The accusations were in an amended petition, filed in Ramsey County District Court on Wednesday and made public Thursday, seeking a new trial for Lee based on "newly discovered evidence and ineffectiveness of [trial] counsel."
Lee, now 32, is serving an eight-year sentence for criminal vehicular homicide in the June 10, 2006, crash at the top of the Snelling Avenue exit ramp off Interstate 94E. Three people ultimately died; two were injured.
Lee's current attorneys, Brent Schafer and Robert Hilliard, have sought to link the crash to Toyota's sudden acceleration problems. They said that the goal of automotive engineer Rich Dusek, the expert they hired to look at the heavily damaged Toyota, was to "determine whether the Lee vehicle was defective." The state's goal, the petition said, was "to complete the inspection within two days rather than collecting evidence."
Dusek was not allowed to inspect or do further testing on Lee's car's electrical systems, the document said.
"The vehicle inspection initially requested by Mr. Lee ultimately became a token inspection run by the state," it said.
"Hogwash," County Attorney Susan Gaertner said.
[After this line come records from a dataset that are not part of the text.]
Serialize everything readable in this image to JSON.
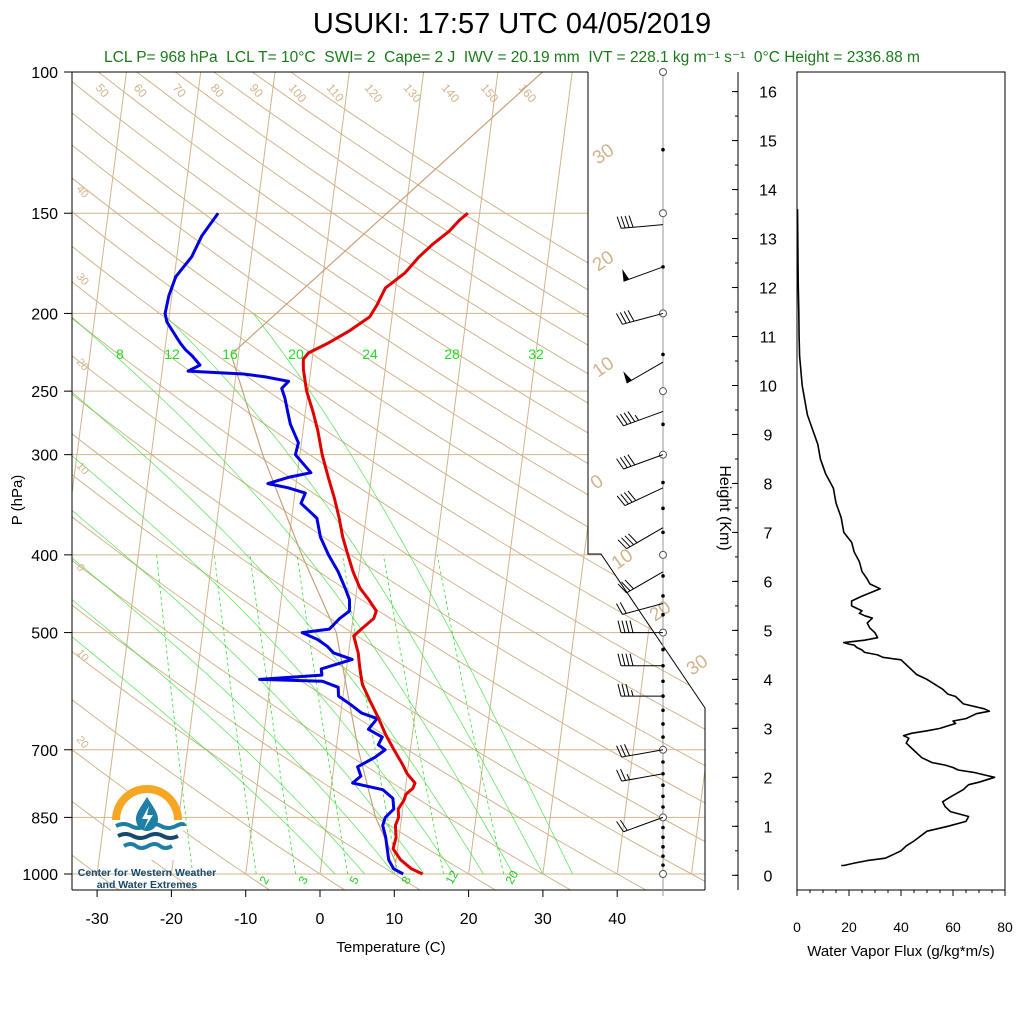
{
  "title": "USUKI: 17:57 UTC 04/05/2019",
  "subtitle": {
    "lcl_p": "LCL P= 968 hPa",
    "lcl_t": "LCL T= 10°C",
    "swi": "SWI= 2",
    "cape": "Cape= 2 J",
    "iwv": "IWV = 20.19 mm",
    "ivt": "IVT = 228.1 kg m⁻¹ s⁻¹",
    "zero_c_height": "0°C Height = 2336.88 m"
  },
  "logo": {
    "line1": "Center for Western Weather",
    "line2": "and Water Extremes",
    "colors": {
      "orange": "#f5a623",
      "teal": "#1c7fa3",
      "navy": "#16496e"
    }
  },
  "colors": {
    "temperature": "#e00000",
    "dewpoint": "#0000e0",
    "isotherm": "#d2b48c",
    "dry_adiabat": "#d2b48c",
    "moist_adiabat": "#33dd33",
    "mixing_ratio": "#33dd33",
    "parcel": "#c8a07a",
    "flux": "#000000",
    "subtitle": "#1a7a1a"
  },
  "chart_data": [
    {
      "type": "line",
      "name": "skew-t",
      "xlabel": "Temperature (C)",
      "ylabel": "P (hPa)",
      "xticks": [
        -30,
        -20,
        -10,
        0,
        10,
        20,
        30,
        40
      ],
      "yticks": [
        100,
        150,
        200,
        250,
        300,
        400,
        500,
        700,
        850,
        1000
      ],
      "isotherm_labels": [
        {
          "t": 30,
          "label": "30"
        },
        {
          "t": 20,
          "label": "20"
        },
        {
          "t": 10,
          "label": "10"
        },
        {
          "t": 0,
          "label": "0"
        },
        {
          "t": -10,
          "label": "10"
        },
        {
          "t": -20,
          "label": "20"
        },
        {
          "t": -30,
          "label": "30"
        }
      ],
      "left_edge_labels": [
        {
          "t": 40,
          "p": 140,
          "label": "40"
        },
        {
          "t": 30,
          "p": 180,
          "label": "30"
        },
        {
          "t": 20,
          "p": 230,
          "label": "20"
        },
        {
          "t": 10,
          "p": 310,
          "label": "10"
        },
        {
          "t": 0,
          "p": 415,
          "label": "0"
        },
        {
          "t": -10,
          "p": 530,
          "label": "10"
        },
        {
          "t": -20,
          "p": 680,
          "label": "20"
        }
      ],
      "theta_labels": [
        "50",
        "60",
        "70",
        "80",
        "90",
        "100",
        "110",
        "120",
        "130",
        "140",
        "150",
        "160"
      ],
      "theta_e_labels": [
        "8",
        "12",
        "16",
        "20",
        "24",
        "28",
        "32"
      ],
      "mixing_ratio_labels": [
        "2",
        "3",
        "5",
        "8",
        "12",
        "20"
      ],
      "temperature": [
        [
          1000,
          13.8
        ],
        [
          985,
          12.2
        ],
        [
          960,
          10.6
        ],
        [
          930,
          9.4
        ],
        [
          900,
          9.6
        ],
        [
          870,
          9.3
        ],
        [
          850,
          9.6
        ],
        [
          830,
          9.4
        ],
        [
          810,
          10.0
        ],
        [
          795,
          10.2
        ],
        [
          782,
          11.0
        ],
        [
          770,
          11.2
        ],
        [
          750,
          10.0
        ],
        [
          730,
          9.2
        ],
        [
          700,
          7.8
        ],
        [
          670,
          6.4
        ],
        [
          640,
          5.2
        ],
        [
          610,
          3.8
        ],
        [
          580,
          2.4
        ],
        [
          555,
          1.8
        ],
        [
          530,
          1.3
        ],
        [
          505,
          0.4
        ],
        [
          495,
          1.3
        ],
        [
          480,
          2.8
        ],
        [
          470,
          3.0
        ],
        [
          455,
          1.8
        ],
        [
          440,
          0.4
        ],
        [
          420,
          -0.8
        ],
        [
          400,
          -1.8
        ],
        [
          380,
          -2.8
        ],
        [
          360,
          -3.6
        ],
        [
          340,
          -4.6
        ],
        [
          320,
          -5.8
        ],
        [
          300,
          -7.0
        ],
        [
          280,
          -8.0
        ],
        [
          265,
          -9.0
        ],
        [
          250,
          -10.2
        ],
        [
          235,
          -11.0
        ],
        [
          228,
          -11.2
        ],
        [
          224,
          -10.6
        ],
        [
          218,
          -8.2
        ],
        [
          210,
          -5.4
        ],
        [
          202,
          -3.0
        ],
        [
          195,
          -2.2
        ],
        [
          186,
          -1.4
        ],
        [
          178,
          1.0
        ],
        [
          170,
          2.6
        ],
        [
          164,
          4.2
        ],
        [
          158,
          6.2
        ],
        [
          153,
          7.4
        ],
        [
          150,
          8.4
        ]
      ],
      "dewpoint": [
        [
          1000,
          11.2
        ],
        [
          985,
          9.8
        ],
        [
          960,
          9.0
        ],
        [
          930,
          8.6
        ],
        [
          900,
          8.2
        ],
        [
          870,
          7.6
        ],
        [
          850,
          7.8
        ],
        [
          830,
          8.8
        ],
        [
          805,
          8.5
        ],
        [
          785,
          7.0
        ],
        [
          770,
          2.8
        ],
        [
          755,
          3.8
        ],
        [
          735,
          3.2
        ],
        [
          715,
          5.4
        ],
        [
          700,
          6.6
        ],
        [
          690,
          5.6
        ],
        [
          675,
          6.0
        ],
        [
          660,
          4.0
        ],
        [
          640,
          5.0
        ],
        [
          630,
          2.8
        ],
        [
          615,
          1.2
        ],
        [
          600,
          -0.6
        ],
        [
          585,
          -0.8
        ],
        [
          575,
          -3.0
        ],
        [
          572,
          -11.5
        ],
        [
          565,
          -3.2
        ],
        [
          555,
          -3.4
        ],
        [
          540,
          0.6
        ],
        [
          530,
          -2.0
        ],
        [
          520,
          -3.0
        ],
        [
          510,
          -4.4
        ],
        [
          500,
          -6.6
        ],
        [
          495,
          -3.0
        ],
        [
          480,
          -1.8
        ],
        [
          470,
          -0.6
        ],
        [
          455,
          -0.8
        ],
        [
          440,
          -1.6
        ],
        [
          420,
          -2.8
        ],
        [
          400,
          -4.4
        ],
        [
          380,
          -5.8
        ],
        [
          360,
          -6.6
        ],
        [
          345,
          -9.0
        ],
        [
          335,
          -8.6
        ],
        [
          330,
          -11.0
        ],
        [
          326,
          -13.8
        ],
        [
          320,
          -11.0
        ],
        [
          316,
          -8.2
        ],
        [
          300,
          -10.6
        ],
        [
          290,
          -10.4
        ],
        [
          275,
          -11.8
        ],
        [
          265,
          -12.4
        ],
        [
          255,
          -13.0
        ],
        [
          248,
          -13.6
        ],
        [
          243,
          -12.8
        ],
        [
          240,
          -16.0
        ],
        [
          238,
          -19.0
        ],
        [
          236,
          -26.5
        ],
        [
          232,
          -25.0
        ],
        [
          226,
          -26.2
        ],
        [
          222,
          -27.2
        ],
        [
          218,
          -28.0
        ],
        [
          212,
          -29.0
        ],
        [
          205,
          -30.2
        ],
        [
          200,
          -30.6
        ],
        [
          190,
          -30.4
        ],
        [
          180,
          -29.8
        ],
        [
          170,
          -28.0
        ],
        [
          160,
          -27.0
        ],
        [
          150,
          -25.2
        ]
      ],
      "parcel": [
        [
          968,
          10.0
        ],
        [
          850,
          6.5
        ],
        [
          700,
          3.0
        ],
        [
          500,
          -2.0
        ],
        [
          400,
          -8.0
        ],
        [
          300,
          -15.0
        ],
        [
          225,
          -21.0
        ],
        [
          100,
          16.0
        ]
      ]
    },
    {
      "type": "line",
      "name": "wind-profile",
      "barbs": [
        {
          "p": 1000,
          "dir": 0,
          "kts": 0
        },
        {
          "p": 975,
          "dir": 0,
          "kts": 0
        },
        {
          "p": 950,
          "dir": 0,
          "kts": 0
        },
        {
          "p": 925,
          "dir": 0,
          "kts": 0
        },
        {
          "p": 900,
          "dir": 0,
          "kts": 0
        },
        {
          "p": 875,
          "dir": 0,
          "kts": 0
        },
        {
          "p": 850,
          "dir": 0,
          "kts": 0
        },
        {
          "p": 825,
          "dir": 0,
          "kts": 0
        },
        {
          "p": 850,
          "dir": 250,
          "kts": 20
        },
        {
          "p": 750,
          "dir": 260,
          "kts": 25
        },
        {
          "p": 700,
          "dir": 260,
          "kts": 30
        },
        {
          "p": 600,
          "dir": 270,
          "kts": 35
        },
        {
          "p": 550,
          "dir": 270,
          "kts": 40
        },
        {
          "p": 500,
          "dir": 270,
          "kts": 40
        },
        {
          "p": 460,
          "dir": 255,
          "kts": 20
        },
        {
          "p": 420,
          "dir": 240,
          "kts": 30
        },
        {
          "p": 370,
          "dir": 240,
          "kts": 40
        },
        {
          "p": 330,
          "dir": 245,
          "kts": 40
        },
        {
          "p": 300,
          "dir": 250,
          "kts": 40
        },
        {
          "p": 265,
          "dir": 250,
          "kts": 45
        },
        {
          "p": 230,
          "dir": 240,
          "kts": 50
        },
        {
          "p": 200,
          "dir": 255,
          "kts": 40
        },
        {
          "p": 175,
          "dir": 250,
          "kts": 50
        },
        {
          "p": 155,
          "dir": 265,
          "kts": 40
        }
      ],
      "dots_p": [
        1000,
        975,
        950,
        925,
        900,
        875,
        850,
        825,
        800,
        775,
        750,
        725,
        700,
        675,
        650,
        625,
        600,
        575,
        550,
        525,
        500,
        475,
        450,
        425,
        400,
        375,
        350,
        325,
        300,
        275,
        250,
        225,
        200,
        175,
        150,
        125,
        100
      ],
      "circles_p": [
        1000,
        850,
        700,
        500,
        400,
        300,
        250,
        200,
        150,
        100
      ]
    },
    {
      "type": "line",
      "name": "water-vapor-flux",
      "xlabel": "Water Vapor Flux (g/kg*m/s)",
      "ylabel": "Height (Km)",
      "xlim": [
        0,
        80
      ],
      "ylim": [
        -0.3,
        16.4
      ],
      "xticks": [
        0,
        20,
        40,
        60,
        80
      ],
      "yticks": [
        0,
        1,
        2,
        3,
        4,
        5,
        6,
        7,
        8,
        9,
        10,
        11,
        12,
        13,
        14,
        15,
        16
      ],
      "x": [
        17,
        18,
        22,
        27,
        34,
        38,
        40,
        42,
        45,
        50,
        58,
        65,
        66,
        59,
        57,
        56,
        59,
        64,
        66,
        70,
        76,
        72,
        68,
        62,
        60,
        57,
        52,
        48,
        46,
        44,
        42,
        43,
        41,
        44,
        50,
        55,
        58,
        61,
        60,
        65,
        69,
        74,
        72,
        64,
        62,
        61,
        58,
        56,
        53,
        50,
        46,
        44,
        42,
        40,
        33,
        31,
        26,
        25,
        23,
        22,
        20,
        18,
        26,
        31,
        30,
        28,
        27,
        29,
        26,
        24,
        25,
        23,
        21,
        21,
        25,
        32,
        28,
        27,
        25,
        24,
        22,
        21,
        18,
        17,
        15,
        14,
        11,
        10,
        9,
        8,
        6,
        4,
        3,
        2,
        1.5,
        1,
        0.8,
        0.7,
        0.5,
        0.4,
        0.3,
        0.2
      ],
      "y": [
        0.2,
        0.2,
        0.25,
        0.3,
        0.35,
        0.45,
        0.5,
        0.6,
        0.7,
        0.9,
        1.0,
        1.1,
        1.2,
        1.3,
        1.4,
        1.5,
        1.6,
        1.75,
        1.85,
        1.9,
        2.0,
        2.05,
        2.1,
        2.15,
        2.2,
        2.25,
        2.3,
        2.4,
        2.5,
        2.6,
        2.7,
        2.8,
        2.85,
        2.9,
        2.95,
        3.0,
        3.05,
        3.1,
        3.15,
        3.2,
        3.3,
        3.35,
        3.4,
        3.5,
        3.6,
        3.65,
        3.7,
        3.8,
        3.9,
        4.0,
        4.1,
        4.2,
        4.3,
        4.4,
        4.45,
        4.5,
        4.55,
        4.6,
        4.65,
        4.7,
        4.72,
        4.75,
        4.8,
        4.85,
        4.95,
        5.05,
        5.15,
        5.25,
        5.3,
        5.35,
        5.4,
        5.45,
        5.5,
        5.6,
        5.7,
        5.85,
        5.95,
        6.05,
        6.2,
        6.4,
        6.6,
        6.8,
        7.0,
        7.3,
        7.6,
        7.9,
        8.2,
        8.35,
        8.5,
        8.8,
        9.1,
        9.4,
        9.7,
        10.0,
        10.3,
        10.6,
        11.0,
        11.5,
        12.0,
        12.5,
        13.0,
        13.6
      ]
    }
  ]
}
"That's hogwash, a term that I'm guessing the Texas lawyer will recognize," she said of Hilliard. "But more specifically about the protocol, it's very important and a well-recognized principle of law and fact-gathering that you can't destroy that which you seek to examine. That's exactly what the defense expert's request would have done, destroy the evidence so that no further examination could have been done."